Title: HPC System Administrator
Location: Los Angeles, CA (2 days/week Onsite)
Duties Need to perform:
Serve as a technical expert and assume full responsibility for the OARC HPC backup environment.
- Design, implement, enhance, and maintain a backup system supporting OARC's high performance research cluster storage.
- Project needs for hardware and software upgrades required to maintain reliability in the backup environment.
- Monitor the state of the backup system, ensure proper backup coverage, and ensure backup targets (RTO and RPO) are being met.
- Analyze file-level metadata pertaining to the Hoffman2 storage system, and develop reports that communicate the current state of the backup system.
- Write scripts for management and reporting as necessary to integrate the backup system into the OARC HPC environment.
- Write SQL queries and construct well-designed database and table structures and schema to support the backup system, as needed.
- Document the backup system and train others on its use.
Assist in administration of multiple components of HPC cluster systems running Unix-like operating systems.
- Write and support scripts to automate routine system administration duties. (E)
- Install operating systems, system components, and applications in bare metal, and VM, and cloud-based environments. (E)
- Monitor systems for security problems, perform security audits, and take preemptive or corrective action as necessary. (E)
- Maintain and upgrade technical and operational documentation as it pertains to the HPC environment. (E)
Address system and user- -related client issues submitted through support tickets. (E)
- Perform tasks related to physical infrastructure including computer servers and cabling. (E)
Maintain Knowledge:
- Maintain current knowledge of new programming languages and techniques, hardware and software architectures, network fabrics, storage systems, and other technologies that will or could impact the OARC high performance research computing environment. Propose ways to apply new technology and techniques to the OARC environment. (E)
- Maintain current knowledge of the OARC technical environment, including software tools, operating systems, system software, and the OARC network.
- Maintain current knowledge of security issues which might impact OARC systems. (E)
- Continue professional development, through self-directed study and special assignments, to maintain proficiency and currency in high performance computing applications at a level sufficient to provide for the continued advance of research computing at UCLA. (E)
Required Skill Set:
- Bachelor's or Master's degree in computer science, software engineering, or a related field.
- Minimum of three years of experience with software and applications development, Linux system administration, and two or more modern programming languages (e.g. Python, C++, Java).
- Expert knowledge of Python, SQL, bash, and git. Working knowledge of other common build systems, languages, and development tools is preferred.
- Demonstrated ability to create secure, technically sound, high quality system scripts using recognized programming methodologies and practices and result in maintainable and usable software. Ability to utilize third-party and/or open-source libraries or tools where applicable.
- Detailed knowledge of Red Hat Enterprise Linux and related distributions.
- Demonstrated ability to troubleshoot and debug computing problems including, but not limited to: corrupted data, file management, application software, and operating system problems.

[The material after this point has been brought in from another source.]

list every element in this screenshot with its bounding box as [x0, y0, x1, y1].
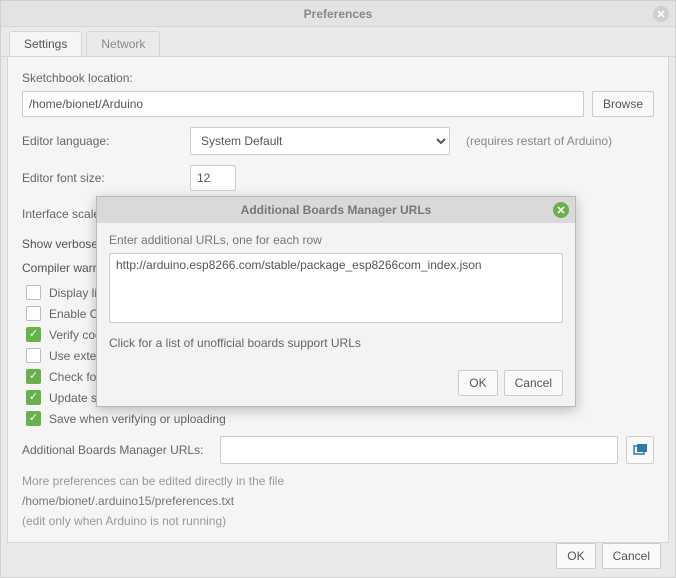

- Skill in responding to production problems in a storage backup environment quickly, accurately, independently, and with adequate follow-up.
- Demonstrated working knowledge of network file systems (NFS versions 3 and 4) and object storage (e.g., S3).
- Skill in developing and performing tests and evaluations of multiple complex software components including validation, verification, and disaster recovery capabilities.
- Ability to carry out benchmark, debugging, and testing processes in a clear, complete, and technically sound manner, make valid comparisons, and develop reports or analysis summarizing the process.
- Demonstrated skill in writing well-organized, complete, and technically and grammatically correct documents and procedures to be used by technical and non-technical personnel.
- Demonstrated oral communication and presentation skills sufficient to effectively obtain and impart technical information and explain concepts on a one-to-one basis as well as in meetings with or presentations to multiple clients.
- Demonstrated problem-solving skills and the ability to break down and define complex problems, formulate solutions, identify cause and effect relationships, make appropriate decisions, and communicate concepts clearly and appropriately.
- Ability to prioritize tasks, effectively manage time, estimate time and effort required for software tasks and projects, prepare project plans and schedules, and ensure tasks are completed on time.
- Demonstrated ability to work effectively both independently and as part of a multi-disciplinary team, and to follow through on assignments with minimal direction under the stress of frequent interruptions and distractions.
- Demonstrated skill in establishing and maintaining cooperative working relationships with staff, students and vendors. Ability to communicate and interact effectively with persons of diverse backgrounds.
- Ability to use, and demonstrated willingness to review, systems resources (e.g., documents, manuals, industry publications, vendor support resources) to maintain current knowledge of the information systems profession
- Ability to work an alternate work schedule on short notice to resolve critical problems or comply with testing or maintenance schedules.
- Demonstrated working knowledge of HPC cluster architectures and concepts.
- Ability to lift 50-60-pound objects such as computer servers.